Сообразно с таким преобладанием материальных ценностей в мировоззрении "вооруженного народа", в его сознание легче проникали упрощённые, реальные доводы за необходимость упорства в борьбе и достижения победы, за недопустимость поражения: чужая немецкая власть, разорение страны и хозяйств, тягость предстоящих в случае поражения податей и налогов, обесценение хлеба, проходящего через чужие проливы и т. д. Кроме того, было всё же некоторое доверие к власти, что она делает то, что нужно. Тем более, что ближайшие представители этой власти — офицеры — шли рядом, даже впереди, и умирали так же безотказно и безропотно, по велению свыше или по внутреннему убеждению.

И солдаты шли мужественно на подвиг и на смерть…»

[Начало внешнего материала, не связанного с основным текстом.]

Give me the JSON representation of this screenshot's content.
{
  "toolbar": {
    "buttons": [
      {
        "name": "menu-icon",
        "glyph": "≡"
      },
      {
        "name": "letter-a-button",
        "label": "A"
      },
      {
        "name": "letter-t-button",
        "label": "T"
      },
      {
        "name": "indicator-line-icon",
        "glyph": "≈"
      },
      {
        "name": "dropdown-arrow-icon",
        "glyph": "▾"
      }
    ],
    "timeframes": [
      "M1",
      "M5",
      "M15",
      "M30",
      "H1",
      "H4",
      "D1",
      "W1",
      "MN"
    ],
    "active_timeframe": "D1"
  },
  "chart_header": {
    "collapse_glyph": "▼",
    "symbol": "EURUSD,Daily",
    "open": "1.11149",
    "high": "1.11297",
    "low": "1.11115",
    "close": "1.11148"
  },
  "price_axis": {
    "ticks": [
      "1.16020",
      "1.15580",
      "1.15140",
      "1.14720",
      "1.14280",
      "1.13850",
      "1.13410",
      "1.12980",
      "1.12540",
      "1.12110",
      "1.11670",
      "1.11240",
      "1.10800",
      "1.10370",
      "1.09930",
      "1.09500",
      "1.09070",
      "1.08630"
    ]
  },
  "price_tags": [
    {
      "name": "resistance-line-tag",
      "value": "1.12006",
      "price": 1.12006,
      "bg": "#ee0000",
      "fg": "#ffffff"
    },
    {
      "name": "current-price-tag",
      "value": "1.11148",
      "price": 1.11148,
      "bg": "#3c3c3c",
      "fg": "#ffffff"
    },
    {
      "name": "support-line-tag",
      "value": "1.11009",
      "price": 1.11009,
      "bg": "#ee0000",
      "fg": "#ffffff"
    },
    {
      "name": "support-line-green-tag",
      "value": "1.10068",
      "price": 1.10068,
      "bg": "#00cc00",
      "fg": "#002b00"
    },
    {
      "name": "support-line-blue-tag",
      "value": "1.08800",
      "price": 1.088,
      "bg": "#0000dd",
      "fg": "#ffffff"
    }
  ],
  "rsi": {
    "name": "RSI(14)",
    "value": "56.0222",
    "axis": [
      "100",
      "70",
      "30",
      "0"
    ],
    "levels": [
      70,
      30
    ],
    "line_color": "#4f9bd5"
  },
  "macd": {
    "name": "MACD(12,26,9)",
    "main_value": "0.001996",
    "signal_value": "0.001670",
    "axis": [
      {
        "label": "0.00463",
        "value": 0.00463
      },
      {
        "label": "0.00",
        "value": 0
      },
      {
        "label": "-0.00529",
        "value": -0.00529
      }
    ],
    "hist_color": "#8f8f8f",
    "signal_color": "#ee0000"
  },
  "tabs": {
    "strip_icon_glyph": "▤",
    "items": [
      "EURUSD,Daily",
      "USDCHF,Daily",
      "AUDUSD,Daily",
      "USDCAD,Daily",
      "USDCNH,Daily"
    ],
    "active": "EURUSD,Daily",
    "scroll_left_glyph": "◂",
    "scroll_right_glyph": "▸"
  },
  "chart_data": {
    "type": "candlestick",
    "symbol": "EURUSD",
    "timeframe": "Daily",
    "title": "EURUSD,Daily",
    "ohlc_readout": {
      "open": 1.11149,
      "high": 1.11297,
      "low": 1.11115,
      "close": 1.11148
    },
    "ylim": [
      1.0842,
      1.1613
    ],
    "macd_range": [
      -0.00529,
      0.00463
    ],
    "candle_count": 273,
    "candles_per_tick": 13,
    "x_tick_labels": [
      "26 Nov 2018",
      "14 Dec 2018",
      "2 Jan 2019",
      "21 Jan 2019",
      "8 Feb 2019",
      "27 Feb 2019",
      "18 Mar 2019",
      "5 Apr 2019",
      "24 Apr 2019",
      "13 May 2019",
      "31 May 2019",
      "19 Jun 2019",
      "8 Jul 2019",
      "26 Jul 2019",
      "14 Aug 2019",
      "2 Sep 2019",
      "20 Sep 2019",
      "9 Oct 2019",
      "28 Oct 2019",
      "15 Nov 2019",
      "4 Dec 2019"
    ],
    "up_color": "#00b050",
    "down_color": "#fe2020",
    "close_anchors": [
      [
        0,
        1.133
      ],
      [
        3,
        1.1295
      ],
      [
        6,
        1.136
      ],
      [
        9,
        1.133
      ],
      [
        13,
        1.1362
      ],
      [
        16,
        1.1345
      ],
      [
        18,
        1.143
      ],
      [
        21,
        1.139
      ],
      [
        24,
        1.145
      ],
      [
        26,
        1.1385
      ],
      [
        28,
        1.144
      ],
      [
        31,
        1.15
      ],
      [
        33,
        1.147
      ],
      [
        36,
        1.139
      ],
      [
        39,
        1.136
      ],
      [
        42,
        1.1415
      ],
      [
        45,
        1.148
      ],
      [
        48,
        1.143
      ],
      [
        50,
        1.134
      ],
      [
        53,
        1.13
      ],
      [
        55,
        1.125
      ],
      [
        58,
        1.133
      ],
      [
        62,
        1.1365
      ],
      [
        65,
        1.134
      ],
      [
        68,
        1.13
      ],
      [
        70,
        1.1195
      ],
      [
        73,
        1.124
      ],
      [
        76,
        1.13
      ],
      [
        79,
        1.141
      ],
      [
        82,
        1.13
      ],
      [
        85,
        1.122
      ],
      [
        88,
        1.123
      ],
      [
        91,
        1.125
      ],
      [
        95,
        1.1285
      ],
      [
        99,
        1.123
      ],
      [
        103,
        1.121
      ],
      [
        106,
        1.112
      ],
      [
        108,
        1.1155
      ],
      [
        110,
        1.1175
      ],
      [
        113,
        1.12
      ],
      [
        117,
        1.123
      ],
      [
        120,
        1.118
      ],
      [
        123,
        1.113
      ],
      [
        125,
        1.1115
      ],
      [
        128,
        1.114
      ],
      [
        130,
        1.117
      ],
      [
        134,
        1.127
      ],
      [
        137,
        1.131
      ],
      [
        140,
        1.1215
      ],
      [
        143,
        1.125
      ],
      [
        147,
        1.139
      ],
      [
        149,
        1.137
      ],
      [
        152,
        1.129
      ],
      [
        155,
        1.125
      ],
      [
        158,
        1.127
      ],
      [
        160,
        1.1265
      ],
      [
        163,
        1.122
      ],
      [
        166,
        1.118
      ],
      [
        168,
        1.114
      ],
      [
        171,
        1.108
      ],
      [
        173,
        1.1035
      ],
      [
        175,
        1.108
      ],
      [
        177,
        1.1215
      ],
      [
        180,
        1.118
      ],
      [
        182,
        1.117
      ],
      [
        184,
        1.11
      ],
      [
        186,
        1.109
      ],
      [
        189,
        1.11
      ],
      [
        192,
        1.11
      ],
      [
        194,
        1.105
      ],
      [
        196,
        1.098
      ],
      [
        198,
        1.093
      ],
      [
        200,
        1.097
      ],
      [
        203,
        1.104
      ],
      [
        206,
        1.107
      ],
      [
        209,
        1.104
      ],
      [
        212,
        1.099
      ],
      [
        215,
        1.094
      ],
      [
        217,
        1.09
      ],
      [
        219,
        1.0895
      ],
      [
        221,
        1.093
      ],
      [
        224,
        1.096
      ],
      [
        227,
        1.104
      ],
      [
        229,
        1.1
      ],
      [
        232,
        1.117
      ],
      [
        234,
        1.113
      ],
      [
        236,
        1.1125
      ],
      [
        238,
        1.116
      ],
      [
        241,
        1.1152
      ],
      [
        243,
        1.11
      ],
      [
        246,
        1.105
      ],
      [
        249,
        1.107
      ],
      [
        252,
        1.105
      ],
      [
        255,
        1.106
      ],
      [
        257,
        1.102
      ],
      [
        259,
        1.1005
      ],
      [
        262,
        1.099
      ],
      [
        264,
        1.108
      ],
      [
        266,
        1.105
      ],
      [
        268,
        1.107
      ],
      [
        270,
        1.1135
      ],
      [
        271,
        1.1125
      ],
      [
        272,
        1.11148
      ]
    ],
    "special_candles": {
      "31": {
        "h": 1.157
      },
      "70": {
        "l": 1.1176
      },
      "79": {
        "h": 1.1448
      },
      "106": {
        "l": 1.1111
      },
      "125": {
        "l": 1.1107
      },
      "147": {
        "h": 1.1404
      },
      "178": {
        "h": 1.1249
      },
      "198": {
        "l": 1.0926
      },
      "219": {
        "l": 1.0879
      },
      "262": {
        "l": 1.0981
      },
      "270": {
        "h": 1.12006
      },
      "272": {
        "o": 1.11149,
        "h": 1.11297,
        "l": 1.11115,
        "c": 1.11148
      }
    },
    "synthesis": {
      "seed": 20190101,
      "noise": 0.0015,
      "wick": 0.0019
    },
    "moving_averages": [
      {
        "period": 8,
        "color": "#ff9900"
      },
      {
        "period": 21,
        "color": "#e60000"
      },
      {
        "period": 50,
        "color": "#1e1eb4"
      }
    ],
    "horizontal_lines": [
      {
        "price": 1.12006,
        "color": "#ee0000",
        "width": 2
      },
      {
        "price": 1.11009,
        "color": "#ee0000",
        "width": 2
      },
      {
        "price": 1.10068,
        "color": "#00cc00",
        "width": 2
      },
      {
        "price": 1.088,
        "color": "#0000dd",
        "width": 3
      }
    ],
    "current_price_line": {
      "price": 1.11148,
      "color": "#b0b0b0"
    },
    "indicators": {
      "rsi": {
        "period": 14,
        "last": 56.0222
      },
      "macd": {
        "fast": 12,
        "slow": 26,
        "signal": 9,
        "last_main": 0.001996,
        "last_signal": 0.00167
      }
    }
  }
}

Историк Глеб Яковенко для рубрики: "Уроки истории, которые мы не усвоили". Другие статьи рубрики: 1, 2, 3, 4, 5, 6, 7, 8, 9,10, 11, 12, 13, 14, 15, 16, 17, 18, 19, 20, 21, 22, 23, 24, 25, 26, 27, 28, 29, 30, 31, 32, 33, 34, 35, 36, 37, 38, 39, 40, 41, 42, 43, 44

BY Роман Алехин


Warning: Undefined variable $i in /var/www/group-telegram/post.php on line 260

Share with your friend now:
group-telegram.com/Alekhin_Telega/11038

View MORE
Open in Telegram


Telegram | DID YOU KNOW?

Date: |

In the United States, Telegram's lower public profile has helped it mostly avoid high level scrutiny from Congress, but it has not gone unnoticed. That hurt tech stocks. For the past few weeks, the 10-year yield has traded between 1.72% and 2%, as traders moved into the bond for safety when Russia headlines were ugly—and out of it when headlines improved. Now, the yield is touching its pandemic-era high. If the yield breaks above that level, that could signal that it’s on a sustainable path higher. Higher long-dated bond yields make future profits less valuable—and many tech companies are valued on the basis of profits forecast for many years in the future. To that end, when files are actively downloading, a new icon now appears in the Search bar that users can tap to view and manage downloads, pause and resume all downloads or just individual items, and select one to increase its priority or view it in a chat. A Russian Telegram channel with over 700,000 followers is spreading disinformation about Russia's invasion of Ukraine under the guise of providing "objective information" and fact-checking fake news. Its influence extends beyond the platform, with major Russian publications, government officials, and journalists citing the page's posts. Although some channels have been removed, the curation process is considered opaque and insufficient by analysts.